The Quail Hunt is a 1935 short theatrical cartoon by Universal Pictures starring Oswald the Lucky Rabbit. It is the 103rd Oswald cartoon by Walter Lantz Productions and the 155th in the entire series. This is one of the last two shorts to feature Oswald in his classic design, the last official appearance of his classic design was in the short Monkey Wretches.

==Plot==

The full cartoon short

Oswald and his dog Elmer the Great Dane are in the woods hunting for birds, especially quails. Though equipped with a boomstick, Oswald finds it difficult to take down a single quail as the fowls are quite clever. He even has problems trying not to get pushed back each time he fires his gun.

Heading further in the forest, Elmer chases a little quail. The dog follows until he naively runs past a cliff.

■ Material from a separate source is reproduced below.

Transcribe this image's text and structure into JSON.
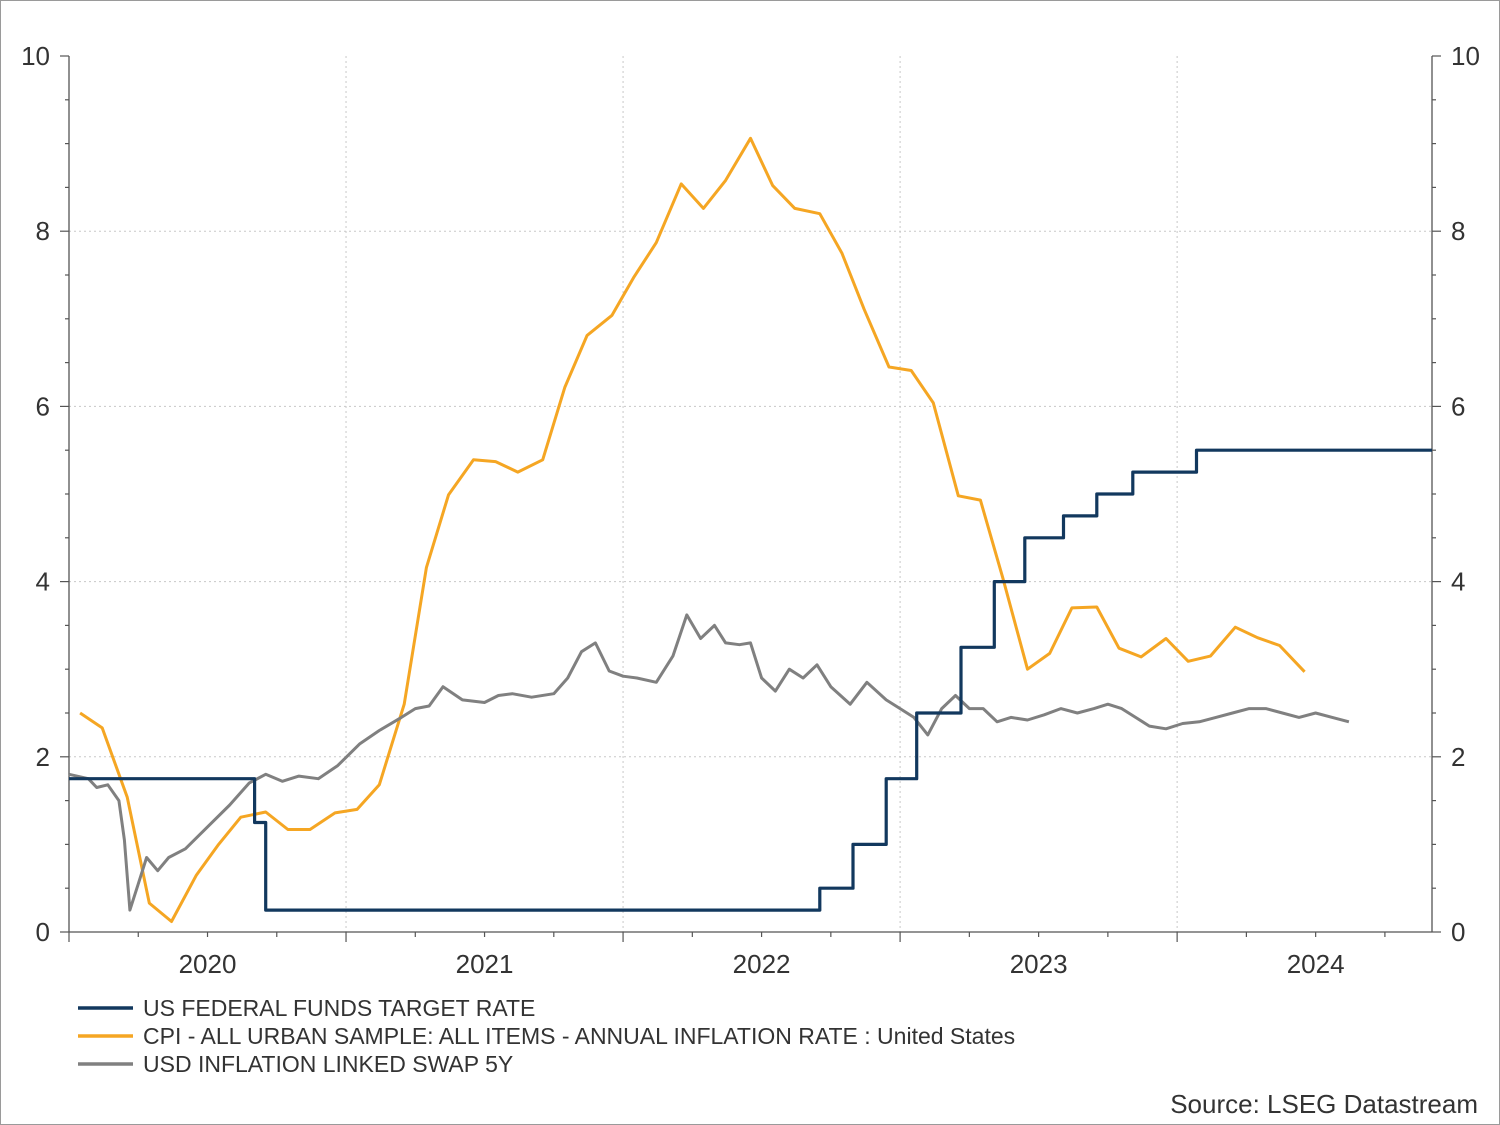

Instead of letting the hound plummet into the ground, however, the little quail moves and breaks Elmer's fall. Elmer is most thankful and therefore befriends the small bird.

While things are going well for Elmer and the little quail, a hawk appears before them and sets sights on the tiny bird. As the hawk goes for a strike, Elmer struggles to defend his little friend. Eventually, the hawk and the dog collide into each other, resulting the buzzard being naked and Elmer covered in feathers.

Oswald finally shows up at the scene. Thinking the dog is a turkey due to the latter's feathery exterior, Oswald fires his gun at Elmer, blowing the feathers off. He then notices the little quail, and therefore begins shooting at it too. Elmer immediately intervenes and tells him the small bird is now friends with them. Elmer then embraces Oswald and the little quail in both arms.